Main py2.6 users are CentOS 6 users. Where are python3.4 in EPEL in CentOS 6, so it's still possible to use. Also, there are Carbon Reductor 7 users. Well, most of them have old versions installed already and everything works. In Carbon Reductor 8 I will move netutils-linux from py2.6 env to 3.4 in January when I'll upgrade to a new version (from... 2.0?).

We (Carbon Soft) also offer a help in migrating from Carbon Reductor 7 to Carbon Reductor 8. So probably no one will suffer from bugs (I hope), but feel free to create issues.

v2.5.0

6 years ago

Fixed:

  • Highlighting of CPU/NIC had been able to break rss-ladder
  • numa and socket layout were mixed-up
  • lscpu output could not be parsed correctly in python3 and everything that needs CPU topology thought that you had only one logical CPU

And WOW, A FEATURE OF YEAR:

  • you may pass file with lscpu -p output to network-top in debugging purposes.

v2.3.0

6 years ago

Basic /proc/net/snmp file watcher:

-16-2017 01-25-23

Finished in just one day!

There is much more to do: https://github.com/strizhechenko/netutils-linux/issues/144

v2.2.5

6 years ago

here-come-dat-boi

Well, the only difference between rps and xps tuning if queue prefix (rx and tx)... So here are 25 lines changed and you are able to distribute packets transmitting between CPUs even with single-queue NIC!

Example:

# autoxps eth0
Using mask 'ff' for eth0-tx-0

v2.2.0

6 years ago

Autorps didn't work in systems with multiple NUMA-nodes or CPU sockets before, because it had been calculating cpu mask by total cpu count and wasn't aware of CPU/NUMA topology.

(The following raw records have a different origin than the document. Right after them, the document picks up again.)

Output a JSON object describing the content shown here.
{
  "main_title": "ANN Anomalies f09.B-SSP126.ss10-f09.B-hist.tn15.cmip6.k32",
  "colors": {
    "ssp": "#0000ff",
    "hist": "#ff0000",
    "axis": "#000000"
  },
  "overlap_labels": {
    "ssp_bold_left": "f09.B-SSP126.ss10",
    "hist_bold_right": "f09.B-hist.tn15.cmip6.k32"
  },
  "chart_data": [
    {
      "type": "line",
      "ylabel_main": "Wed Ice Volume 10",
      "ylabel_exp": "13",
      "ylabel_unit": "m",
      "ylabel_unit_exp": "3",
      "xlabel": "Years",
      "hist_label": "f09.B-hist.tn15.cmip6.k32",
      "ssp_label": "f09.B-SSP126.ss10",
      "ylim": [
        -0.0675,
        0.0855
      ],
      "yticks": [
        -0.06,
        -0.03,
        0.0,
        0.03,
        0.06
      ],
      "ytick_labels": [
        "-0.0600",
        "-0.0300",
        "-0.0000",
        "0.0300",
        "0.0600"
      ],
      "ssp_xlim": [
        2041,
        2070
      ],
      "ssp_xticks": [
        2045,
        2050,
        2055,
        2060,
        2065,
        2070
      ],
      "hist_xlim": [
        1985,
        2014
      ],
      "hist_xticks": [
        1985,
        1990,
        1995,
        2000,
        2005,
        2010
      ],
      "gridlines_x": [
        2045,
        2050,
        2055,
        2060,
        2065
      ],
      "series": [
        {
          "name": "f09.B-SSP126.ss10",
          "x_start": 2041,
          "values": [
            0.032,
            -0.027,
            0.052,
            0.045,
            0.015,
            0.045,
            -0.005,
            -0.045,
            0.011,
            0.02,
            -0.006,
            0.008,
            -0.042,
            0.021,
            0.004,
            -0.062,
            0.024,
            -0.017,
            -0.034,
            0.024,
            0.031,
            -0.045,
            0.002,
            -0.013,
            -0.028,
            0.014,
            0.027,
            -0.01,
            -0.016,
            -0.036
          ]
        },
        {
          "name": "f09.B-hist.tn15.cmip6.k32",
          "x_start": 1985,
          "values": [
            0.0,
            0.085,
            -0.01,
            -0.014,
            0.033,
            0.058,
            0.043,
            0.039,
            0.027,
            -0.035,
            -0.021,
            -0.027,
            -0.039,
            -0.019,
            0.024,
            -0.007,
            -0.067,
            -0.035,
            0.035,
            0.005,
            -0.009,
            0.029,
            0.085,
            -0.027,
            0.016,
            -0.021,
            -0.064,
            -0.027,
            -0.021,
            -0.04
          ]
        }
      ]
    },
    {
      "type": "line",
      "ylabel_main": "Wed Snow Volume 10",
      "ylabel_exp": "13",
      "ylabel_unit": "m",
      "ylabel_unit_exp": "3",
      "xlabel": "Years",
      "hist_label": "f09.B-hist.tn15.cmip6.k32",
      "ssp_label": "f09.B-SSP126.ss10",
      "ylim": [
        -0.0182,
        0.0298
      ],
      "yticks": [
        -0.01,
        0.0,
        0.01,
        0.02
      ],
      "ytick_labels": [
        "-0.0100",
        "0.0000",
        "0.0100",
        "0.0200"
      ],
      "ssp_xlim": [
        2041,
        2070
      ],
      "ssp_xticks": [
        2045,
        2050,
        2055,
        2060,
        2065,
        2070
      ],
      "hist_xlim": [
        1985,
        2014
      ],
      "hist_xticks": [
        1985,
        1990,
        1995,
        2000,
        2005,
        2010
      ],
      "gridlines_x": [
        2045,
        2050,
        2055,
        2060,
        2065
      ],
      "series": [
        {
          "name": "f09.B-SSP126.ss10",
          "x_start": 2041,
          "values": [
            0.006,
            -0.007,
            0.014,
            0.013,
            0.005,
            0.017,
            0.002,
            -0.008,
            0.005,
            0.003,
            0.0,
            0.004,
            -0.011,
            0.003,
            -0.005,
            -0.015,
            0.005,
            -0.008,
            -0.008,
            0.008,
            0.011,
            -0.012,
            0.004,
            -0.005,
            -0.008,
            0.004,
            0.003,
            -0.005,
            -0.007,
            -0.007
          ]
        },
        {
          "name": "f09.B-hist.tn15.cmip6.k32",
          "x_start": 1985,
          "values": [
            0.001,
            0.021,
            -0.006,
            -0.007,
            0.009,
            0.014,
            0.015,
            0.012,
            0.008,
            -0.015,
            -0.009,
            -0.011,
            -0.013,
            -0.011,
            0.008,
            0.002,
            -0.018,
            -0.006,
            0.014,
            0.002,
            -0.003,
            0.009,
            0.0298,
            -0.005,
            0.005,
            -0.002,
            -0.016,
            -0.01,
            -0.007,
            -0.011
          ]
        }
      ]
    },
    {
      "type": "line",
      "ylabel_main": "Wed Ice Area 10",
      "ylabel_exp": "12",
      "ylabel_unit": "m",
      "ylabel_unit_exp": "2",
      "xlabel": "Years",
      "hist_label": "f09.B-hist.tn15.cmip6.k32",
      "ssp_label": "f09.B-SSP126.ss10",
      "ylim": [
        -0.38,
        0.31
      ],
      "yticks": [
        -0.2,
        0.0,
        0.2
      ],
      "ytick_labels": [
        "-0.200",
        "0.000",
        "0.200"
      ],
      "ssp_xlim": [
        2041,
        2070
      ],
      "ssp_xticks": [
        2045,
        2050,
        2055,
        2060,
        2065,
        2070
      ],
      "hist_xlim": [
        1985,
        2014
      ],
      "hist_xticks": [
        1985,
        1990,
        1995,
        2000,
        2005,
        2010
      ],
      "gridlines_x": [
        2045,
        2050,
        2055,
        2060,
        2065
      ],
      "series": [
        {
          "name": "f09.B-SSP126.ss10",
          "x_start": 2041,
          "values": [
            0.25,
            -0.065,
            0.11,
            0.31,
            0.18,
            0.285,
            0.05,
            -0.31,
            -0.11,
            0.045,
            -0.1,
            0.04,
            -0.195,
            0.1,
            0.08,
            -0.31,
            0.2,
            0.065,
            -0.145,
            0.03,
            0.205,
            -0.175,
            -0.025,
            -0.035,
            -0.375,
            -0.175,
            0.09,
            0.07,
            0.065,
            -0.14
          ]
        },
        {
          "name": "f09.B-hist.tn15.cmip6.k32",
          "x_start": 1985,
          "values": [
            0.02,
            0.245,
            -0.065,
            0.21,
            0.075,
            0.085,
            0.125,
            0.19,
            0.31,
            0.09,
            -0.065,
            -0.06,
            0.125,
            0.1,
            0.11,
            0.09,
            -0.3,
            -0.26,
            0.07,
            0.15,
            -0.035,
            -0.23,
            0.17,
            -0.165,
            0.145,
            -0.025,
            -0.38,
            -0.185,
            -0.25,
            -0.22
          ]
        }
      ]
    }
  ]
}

It has been rewritten in python. Now you can:

  1. Use it on single-queue NICs in multinuma systems. CPU socket/NUMA node to bind network packet processing will be chosen automatically (rss-ladder is able to do it too!) by reading /sys/class/net/$NIC/device/numa_node (fallback - 0).
  2. --force it to work with multiqueue NIC.
  3. Pass custom CPU mask. --cpu-mask=fe
  4. Pass custom CPU list --cpus 0 2 4 6 (in the end of options).
  5. Test it before using by --dry-run: it will print something like Using mask 'fc0' for eth0-rx-0.
  6. Explicitely define socket to bind queues by --socket=1. Why would you ever need it? Because you may found out that moving this nic to external NUMA-node gives you better performance than put all your NIC's on the device's local NUMA-node (and you can't put NIC in this NUMA-node's PCI slot right now).

Also I accidentally drop .pylintrc in repo and fixed all small pep8 violations and other code smells that landscape.io was hiding with default settings.